British Company Mettis Aerospace Set to Become the World’s First Wi-Fi 6-enabled ‘Smart Factory’

6 months ago by Luke James

Using Wi-Fi 6, an aerospace plant in the UK is set to become the world's first 'smart factory' when trials begin in Q3/4 2019. Following the deployment of this major technological leap forward in the IoT, the manufacturing industry could benefit heavily.

Singapore's Wireless Broadband Alliance (WBA), an organisation that supports the deployment of next-gen Wi-Fi, Wi-Fi 6, has recently announced the world's first enterprise-level and IoT trial using it.

UK-based firm Mettis Aerospace Limited, a manufacturer of precision-forged and sub-assembled components for the aerospace and defence industries operating out of Redditch, will test several use cases on a Wi-Fi 6 network at their West Midlands manufacturing facility.

 

What is Wi-Fi 6?

IEEE's latest standard, 802.11ax (or, Wi-Fi 6) represents the next generation of Wi-Fi technology. Featuring higher data rates, better performance in environments with several connected devices, and optimised power efficiency make it ideal for the challenges posed by the rapid growth of the IoT.

Each new Wi-Fi standard has brought with it huge leaps forward in terms of performance. The latest Wi-Fi iteration, 802.11ac (or, Wi-Fi 5) has a maximum rate, theoretically, of 1.3Gbps. While this is certainly impressive, it is far from being enough to keep pace with demand.

802.11ax is designed specifically for areas of high density. Think airports, trains, shopping malls, and, of course, the IoT. While 802.11ac is more than suitable for your average home or apartment building, 802.11ax will be a welcome addition to any heavy-usage home.

 

Image courtesy of Mettis Aerospace.

 

How Does Wi-Fi 6 Work?

802.11ax uses known wireless technology and techniques and combines them in a way that manages to achieve a significant advancement over previous Wi-Fi standards. Despite this, it is still backwards compatible with 802.11ac and 802.11n.

Since 802.11ax enables more data to be transmitted per packet through higher order QAM modulation, it provides a near-40 per cent increase in throughput. Due to this QAM modulation, broader channels are created that can be split into sub-channels, increasing the number of channels available at any given time. More channels mean that endpoints have a clearer path to the access point, improving throughput.

Additionally, 802.11ax allows for MU-MIMO for up to eight simultaneous streams.
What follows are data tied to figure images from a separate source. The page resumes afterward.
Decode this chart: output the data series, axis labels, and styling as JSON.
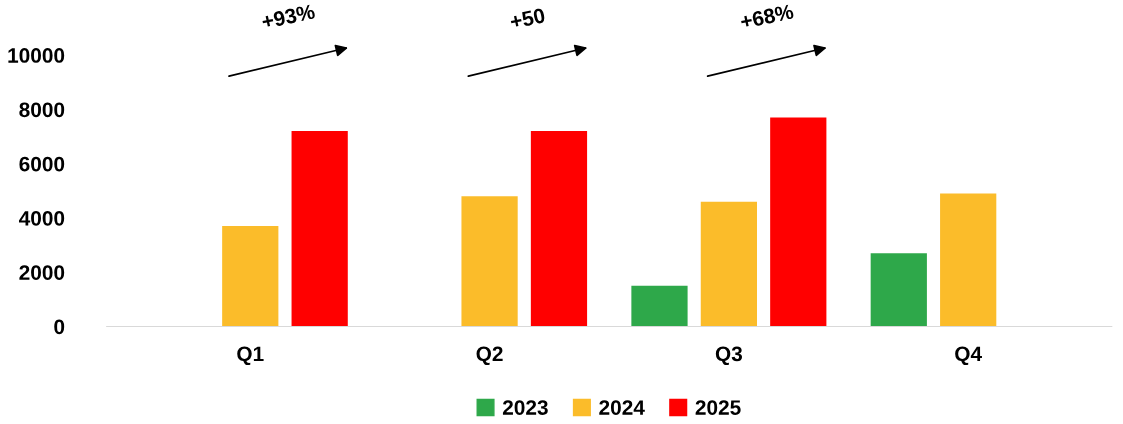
{
  "chart_data": {
    "type": "bar",
    "categories": [
      "Q1",
      "Q2",
      "Q3",
      "Q4"
    ],
    "series": [
      {
        "name": "2023",
        "color": "#2ea84a",
        "values": [
          null,
          null,
          1500,
          2700
        ]
      },
      {
        "name": "2024",
        "color": "#fbbc2a",
        "values": [
          3700,
          4800,
          4600,
          4900
        ]
      },
      {
        "name": "2025",
        "color": "#ff0000",
        "values": [
          7200,
          7200,
          7700,
          null
        ]
      }
    ],
    "ylim": [
      0,
      10000
    ],
    "yticks": [
      0,
      2000,
      4000,
      6000,
      8000,
      10000
    ],
    "annotations": [
      "+93%",
      "+50",
      "+68%"
    ],
    "grid": false,
    "legend": "bottom"
  }
}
This streamlines the downloading process from an access point to the end-user. Each MU-MIMO stream can be split into four additional streams, too, thanks to orthogonal frequency division multiple access (OFDMA).

Perhaps most important, however, is that all Wi-Fi 6 products will support WPA3. Although this is not officially part of the Wi-Fi 6 standard, it could well end up being so. WPA3 eliminates unencrypted wireless communications between compatible devices, even on public networks with open access points. It does this by encrypting each end user's connection to the access point with a per-client key, eliminating the risk of HTTP traffic being compromised.

 

 

 

Image courtesy of Pixabay.

 

Why Was Mettis Chosen to Trial Wi-Fi 6?

The size of Mettis' 27-acre manufacturing facility played a huge role here. Due to the sheer size of the facility, Mettis faces lots of connectivity problems, signal disruption and industrial radio interference being two examples.

As the world's first 'test bunny', Mettis will test out digital manufacturing technologies such as real-time equipment monitoring, low-latency communications using sensors on important systems, and multi-stream live video monitoring on an 802.11ax network. This will allow for troubleshooting and further development of Wi-Fi 5's successor.

“We’re delighted to be the first aerospace company to trial Wi-Fi 6. By working with the WBA, we’re able to gain access to dozens of leading vendors and operators in the Wi-Fi arena,” said the head of IT at Mettis Aerospace, Dave Green. “Industrial manufacturers work in incredibly complex environments, which can make cellular technologies challenging to deploy and operate effectively. We believe that Wi-Fi 6 has a significant role to play within the 5G ecosystem, enabling a range of, cost-effective, industrial applications.”

Wi-Fi 6 is positioned to support the deployment of cost-effective connectivity for industrial enterprises using the latest security capabilities. It is the diverse range of use cases at Mettis' 27-acre facility and huge data potential that sealed the deal for the WBA.

 

When Will the Trial Begin?

At present, trials are expected to commence during the latter-half of 2019.

WBA's trial at Mettis Aerospace is supported by several big-name WBA members. These include Broadcom, BT, BSG Wireless, Cisco, and Intel. This trial should demonstrate the role that Wi-Fi 6 will play as part of the wider 5G ecosystem and we can't wait to see what comes of it.